Russian Potato and Green Bean Soup

This recipe came from my cousin Connie. It is a warming winter dish and quite economical. The technique is similar to the Russian Sauerkraut Soup recipe I posted a few years ago. I like to make this soup fairly thick like a chowder. If you prefer it more brothy, reduce the flour for the roux to 1/2 cup and add more water. You could include sour cream and bacon as well. If you have leftovers and chill it overnight the soup will be very thick. Reheat the soup with a bit of chicken stock or water and it will be a nice consistency. 

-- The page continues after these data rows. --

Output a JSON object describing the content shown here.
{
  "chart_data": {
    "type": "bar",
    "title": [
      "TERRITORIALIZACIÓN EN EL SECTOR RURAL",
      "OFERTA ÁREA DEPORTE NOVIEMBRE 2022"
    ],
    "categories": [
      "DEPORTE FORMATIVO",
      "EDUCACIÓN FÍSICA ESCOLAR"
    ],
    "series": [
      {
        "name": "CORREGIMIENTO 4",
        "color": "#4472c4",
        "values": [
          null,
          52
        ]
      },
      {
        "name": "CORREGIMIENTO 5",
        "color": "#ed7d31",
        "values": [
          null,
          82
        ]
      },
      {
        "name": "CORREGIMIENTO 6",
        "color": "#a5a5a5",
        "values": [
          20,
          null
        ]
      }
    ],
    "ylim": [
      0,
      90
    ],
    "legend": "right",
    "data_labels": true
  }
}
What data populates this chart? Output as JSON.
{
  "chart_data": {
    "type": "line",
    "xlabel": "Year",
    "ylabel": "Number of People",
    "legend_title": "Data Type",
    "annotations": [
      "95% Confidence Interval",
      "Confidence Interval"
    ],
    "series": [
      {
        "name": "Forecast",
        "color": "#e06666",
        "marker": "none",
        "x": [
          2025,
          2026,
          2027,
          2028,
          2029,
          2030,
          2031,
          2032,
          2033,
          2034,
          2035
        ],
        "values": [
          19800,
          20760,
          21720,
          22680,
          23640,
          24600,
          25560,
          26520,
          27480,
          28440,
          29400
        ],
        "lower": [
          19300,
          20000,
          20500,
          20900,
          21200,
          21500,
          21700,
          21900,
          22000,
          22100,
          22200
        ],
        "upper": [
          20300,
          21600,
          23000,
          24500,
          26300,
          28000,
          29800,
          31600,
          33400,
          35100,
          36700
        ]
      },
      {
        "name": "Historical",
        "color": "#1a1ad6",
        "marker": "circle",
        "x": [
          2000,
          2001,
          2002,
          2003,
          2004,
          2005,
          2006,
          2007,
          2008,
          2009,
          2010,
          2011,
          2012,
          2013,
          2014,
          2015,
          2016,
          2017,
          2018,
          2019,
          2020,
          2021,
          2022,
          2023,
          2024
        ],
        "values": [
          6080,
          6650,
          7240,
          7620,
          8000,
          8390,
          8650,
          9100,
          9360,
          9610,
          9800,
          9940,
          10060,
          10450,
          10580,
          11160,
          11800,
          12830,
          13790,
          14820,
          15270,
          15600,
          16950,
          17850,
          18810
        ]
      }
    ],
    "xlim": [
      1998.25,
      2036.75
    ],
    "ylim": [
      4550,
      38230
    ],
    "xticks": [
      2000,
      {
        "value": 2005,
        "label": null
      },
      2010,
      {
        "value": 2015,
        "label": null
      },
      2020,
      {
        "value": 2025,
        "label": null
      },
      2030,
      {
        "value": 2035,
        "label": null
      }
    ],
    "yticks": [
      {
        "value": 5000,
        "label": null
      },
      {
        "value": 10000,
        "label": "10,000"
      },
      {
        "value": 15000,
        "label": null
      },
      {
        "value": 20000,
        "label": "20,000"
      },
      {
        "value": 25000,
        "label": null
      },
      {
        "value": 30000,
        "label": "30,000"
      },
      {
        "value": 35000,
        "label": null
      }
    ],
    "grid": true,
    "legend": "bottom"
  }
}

Russian Potato and Green Bean Soup
3 large russet potatoes, peeled and cubed = 3 cups mashed
2-1/2 cups potato water, saved from cooking the russets
1/2 cup salted butter
2-1/2 cups chopped onions (2 medium onions)
salt and pepper
3/4 cup flour
6 cups water
2 Knorr chicken bouillon cubes 
2-1/2 cups boiled green beans
1 large tomato, diced
1-1/2 teaspoons dried dill or 1 tablespoon chopped fresh dill
1 tablespoon chopped fresh flat leaf parsley
1/2 teaspoon dried thyme

Begin the soup by placing cubed potatoes in a 5-quart pot. Cover with water, then add 1 teaspoon kosher salt. Cover and bring to the boil over high heat. Cook the potatoes 15-20 minutes until fork tender. Remove 2-1/2 cups of the potato water and set aside. Drain potatoes and roughly mash so you have 3 cups of mashed potatoes. Set potatoes aside. In a 4-quart pot melt butter over medium-high heat. Add onions and sauté 10-15 minutes, stirring often until the color of straw, medium golden. Slowly sprinkle in flour, stirring constantly with a wooden spoon to make a roux. When the flour is golden, slowly add the potato water and stir until it thickens to a sludgy paste. Add some salt and pepper. Whisking constantly, slowly add the 6 cups of water and whisk until smooth. Add the bouillon cubes. Bring to a boil and when bouillon cubes have dissolved add the mashed potatoes, cooked green beans, and tomato. Add herbs and salt and pepper to taste. Bring to a boil. Cover and let simmer on medium low heat for 15-20 minutes to allow flavors to blend. Serves 4-5.